Similarly, Input sends users an email to approve changes to the CRM rather than making any modifications directly. We do this despite using several state of the art literature-recommended techniques for ensuring really correct high quality updates.

Do I need a machine learning engineer for this?

Even though LLMs are relatively straightforward to work with, they’re still a very novel technology and engineering quality LLM applications is still a rare skill. Most engineers will claim to be able to utilize LLMs since they are “just making API calls” / “just using OpenAI”. I think engineers are generally known to have an unusual level of hubris (speaking from first hand experience), I’d just file this under that. I’d also see engineers that talk like this as large walking red flags.

You definitely don’t need to hire a data scientist or machine learning engineer for LLM applications, but I’d highly recommend going through the usual process of taking a look at the engineer’s portfolio / past work to get a taste for whether they really know what they’re doing.

The realm of possibilities with LLMs is immense, and the realm of what can go wrong is also immense. Hire the wrong team, and you’re likely to end up on the crashing side of the hype cycle.

How do I make sure that my product/company is competitive?

LLMs have changed the world of technology forever, but what they haven’t changed is how the fundamentals of business work. LLMs and AI are not your competitive advantage. Understanding this is the difference between draining your funding vs. making something of value.

If your business is just the “[Company name] but with LLMs” (“Google but with LLMs” or “Uber but with LLMs”, etc), you need to rethink your idea. This was a common red flag in startups even before LLMs. When Uber was getting absurd valuations, every incubator saw a big uptick in “we’re like the Uber for [blah]”. Everyone wants to hop onto the hype cycle.

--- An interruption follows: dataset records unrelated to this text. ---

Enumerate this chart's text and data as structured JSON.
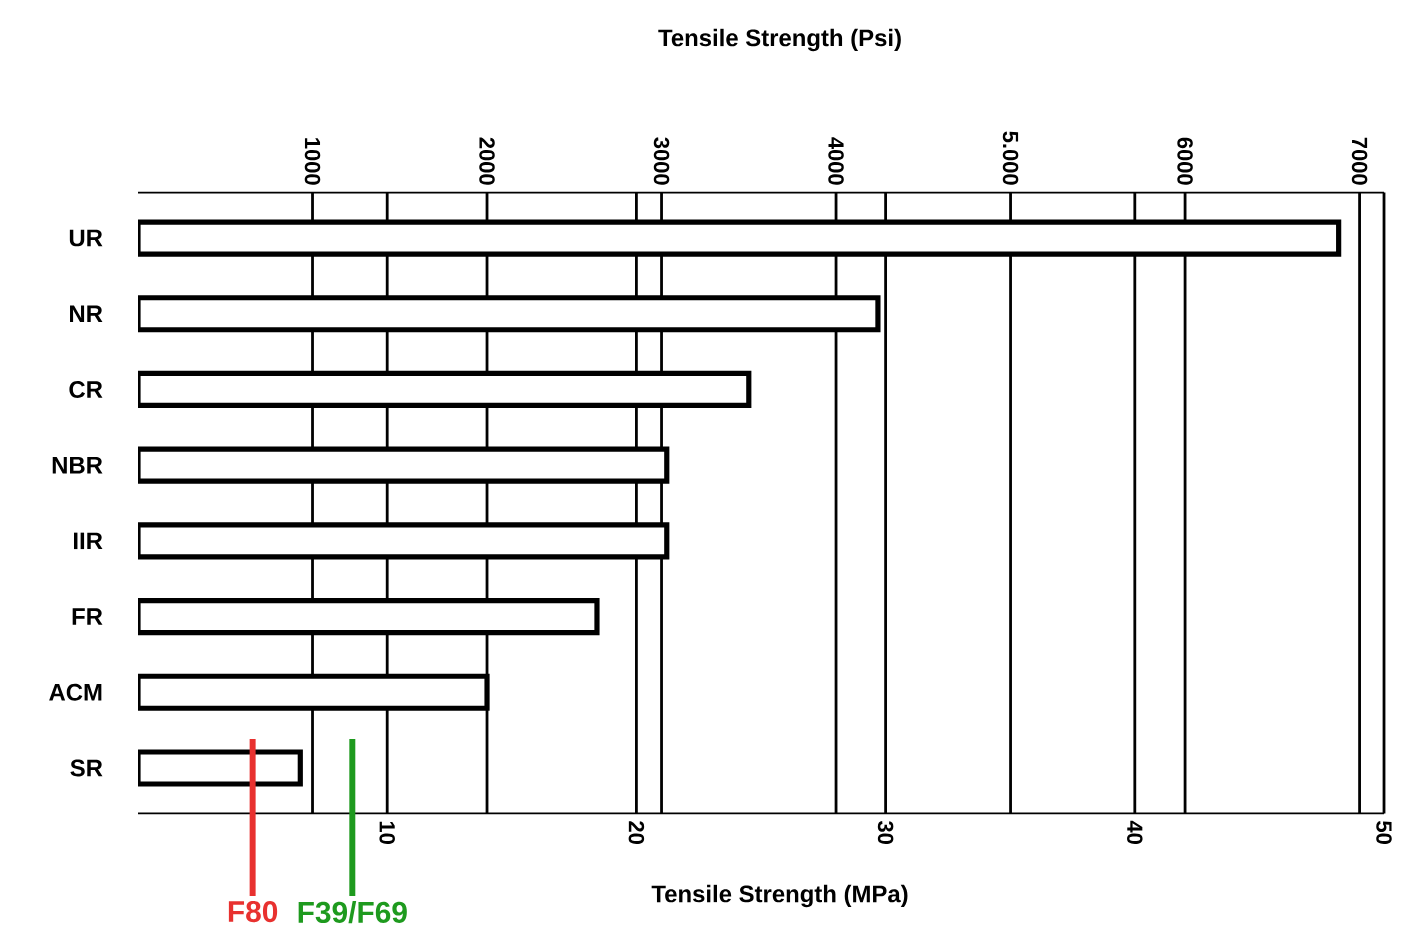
{
  "chart_data": {
    "type": "bar",
    "orientation": "horizontal",
    "x2label": "Tensile Strength (Psi)",
    "xlabel": "Tensile Strength (MPa)",
    "categories": [
      "UR",
      "NR",
      "CR",
      "NBR",
      "IIR",
      "FR",
      "ACM",
      "SR"
    ],
    "series": [
      {
        "color": "#ffffff",
        "axis": "x2",
        "values": [
          6880,
          4240,
          3500,
          3030,
          3030,
          2630,
          2000,
          930
        ]
      }
    ],
    "x2lim": [
      0,
      7140
    ],
    "x2ticks": [
      1000,
      2000,
      3000,
      4000,
      {
        "value": 5000,
        "label": "5.000"
      },
      6000,
      7000
    ],
    "xlim": [
      0,
      50
    ],
    "xticks": [
      10,
      20,
      30,
      40,
      50
    ],
    "grid": true,
    "ref_lines": [
      {
        "axis": "x",
        "value": 4.6,
        "label": "F80",
        "color": "#e8312f"
      },
      {
        "axis": "x",
        "value": 8.6,
        "label": "F39/F69",
        "color": "#1e9a1e"
      }
    ]
  }
}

Fundamentally, your business needs to solve a real problem and deliver value in exchange for money. If the only value you currently have is that some other major player in the space hasn’t realized ChatGPT exists yet, you’re probably missing something. Even the laggards are catching on to this trend now, I would be wary of trying to make money in the gap during which “unnamed big company” hasn’t started using LLMs yet, at least without a really good explanation for why.

Remember, OpenAI has mostly commoditized LLMs. Anyone that can get their hands on $10 can get their hands on state of the art LLMs. And “unnamed big company” has a bigger war chest than you, and when they finally catch onto LLMs, they will come out swinging.